Als Kind hab ich vor der Karriere als Künstlerin geträumt, und hatte Angst vor dem Unbekannten.
Der Traum hat sich gelohnt. Heute bin ich bildende Künstlerin geworden. Träumen ist nun Hauptteil meines Berufs. Wenn ich da ans Träumen denke, kommt mir im ersten Moment nicht, das in den Kopf, was ich verändern möchte, sondern wie die Wirklichkeit gerade ist. Ich träume jeden Tag, beim Bus fahren, im Atelier, morgens beim Kaffeetrinken, in Gruppen, auf dem Weg zu Fuß …

Ich träume nachts oft sehr bunt und realistisch. Ich träume mir meine Bilder, bis sie passen. Es ist mein Hauptgeschäft, denn ich bin bildende Künstlern und imaginiere meine Gedanken und Träume in Bildern. Jeden Tag und jede Nacht.

Träume geben mir meinen Stoff zum Malen, in einer farblichen Tendenz. Sie sind grau, lila, rot, gelb, grün, als Ausdruck eines kollektiven Weltverständnisses, das ich täglich spüre.

Aktuell ist Träumen schwer für mich und dennoch die ganze Zeit präsent. Ich habe fast meine Bude abgefackelt im Delirium, was wie ein Traum ist, und der war nicht gut. Um die Ecke ist zwei Tage später ein Haus in Flammen aufgegangen. Was ist nur los mit uns?

Gut ist es nach so einer Krise davon zu träumen, sich aufzuraffen, Dinge anders zu tun und es besser als vorher zu machen. Autonomie zu wahren und sich dadurch nicht vom Weg abbringen zu lassen und das Wichtigste, zu wissen, dass wir am Leben sind. Das ist gut.

Wenn ich in mich hineinhöre, und die Träume unabhängig von der Arbeit mache, möchte ich gerade auf einer Insel wohnen, mit etwas Trinkwasser, Kokosnüssen und ein wenig Fisch mit einer Hollywood-Schaukel und, früher mit meiner besten Freundin erträumt, einem Sternburgkasten Bier und den Blick aufs Meer. Den Sternburgkasten möchte ich im Traum heute weglassen, denn das Saufen ist auch keine Lösung.

Dennoch ist die Welt, so wie sie gerade um mich ist, viel zu stressig und die Gesellschaft, in der ich lebe, für mich wie ein Gefühl, nicht so lange leben zu können, wie ich es eigentlich gern würde: nämlich stressfrei und ohne Angst, dass mir Behörden auf die Nerven gehen, dass meine Existenz bedroht ist, weil ich kein Geld habe (oder keine Wohnung!), oder Leute, die ich mag, z. B. überfahren werden, oder anderweitig leiden. Ich träume mich gern weit weg, in dieser dunklen Jahreszeit erst recht.

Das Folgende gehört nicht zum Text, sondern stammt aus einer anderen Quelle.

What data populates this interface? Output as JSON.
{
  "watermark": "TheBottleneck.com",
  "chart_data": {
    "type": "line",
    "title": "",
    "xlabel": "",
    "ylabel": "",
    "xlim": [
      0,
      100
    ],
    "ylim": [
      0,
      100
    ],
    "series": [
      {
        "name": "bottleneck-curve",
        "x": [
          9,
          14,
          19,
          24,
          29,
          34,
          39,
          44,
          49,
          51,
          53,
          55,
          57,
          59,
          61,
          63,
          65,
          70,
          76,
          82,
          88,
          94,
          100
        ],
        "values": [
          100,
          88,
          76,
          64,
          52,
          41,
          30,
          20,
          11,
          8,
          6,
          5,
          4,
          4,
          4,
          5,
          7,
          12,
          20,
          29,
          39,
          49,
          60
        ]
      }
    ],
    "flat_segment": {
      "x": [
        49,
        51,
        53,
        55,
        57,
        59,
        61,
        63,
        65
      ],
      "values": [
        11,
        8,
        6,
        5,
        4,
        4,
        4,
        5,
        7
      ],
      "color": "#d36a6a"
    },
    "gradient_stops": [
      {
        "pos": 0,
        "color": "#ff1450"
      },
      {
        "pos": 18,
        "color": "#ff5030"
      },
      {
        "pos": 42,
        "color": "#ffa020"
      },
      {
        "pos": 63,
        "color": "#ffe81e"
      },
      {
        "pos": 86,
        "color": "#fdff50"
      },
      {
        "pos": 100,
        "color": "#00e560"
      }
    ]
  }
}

Ich träume aktuell davon, dass Weihnachten mal ausfällt und Menschen nicht mehr so gestresst deshalb sind, inklusive mir. Es ist eh dunkel und man verkriecht sich, muss das dann auch noch mehr Stress geben, mit Konsum und Geschenken, in einer aktuellen Zeit, und wenn man nicht an Gott glaubt? Man kann es an einem vorbeigehen lassen, das erfordert sehr viel Stärke, denn um einen herum, sind doch so viele, die das zelebrieren und so geht es nicht spurlos an einem vorüber.

Alle können ja machen, was sie wollen. Ich habe Kinder und sie sind so sozialisiert. Und auch ich mochte Geschenke als Kind, das Drumherum fand ich aber schon früher ganz anstrengend: Die Eltern sind gestresst und streiten sich und es gab etwa eine halbe Stunde, in der es entspannt zuging.

Ich träume oft davon, dass wir alle in Ruhe gelassen werden und machen können, was wir wollen und die Menschheit ohne Kapitalismus in Frieden leben kann. Alle haben alles und man wird nicht sanktioniert wegen Dingen. Krieg wäre unnötig und das Leben wäre stressfrei.

Dass Menschen zu Macht und Unterdrückung anscheinend neigen, brauche ich nicht erwähnen, sodass der Traum wohl Traum bleibt. Ich versuche trotzdem in mir selbst etwas dagegen und dafür zu tun, passiv, aktiv, still, mit meinen Mitteln und Anlagen, dem Nachdenken und der Reflexion.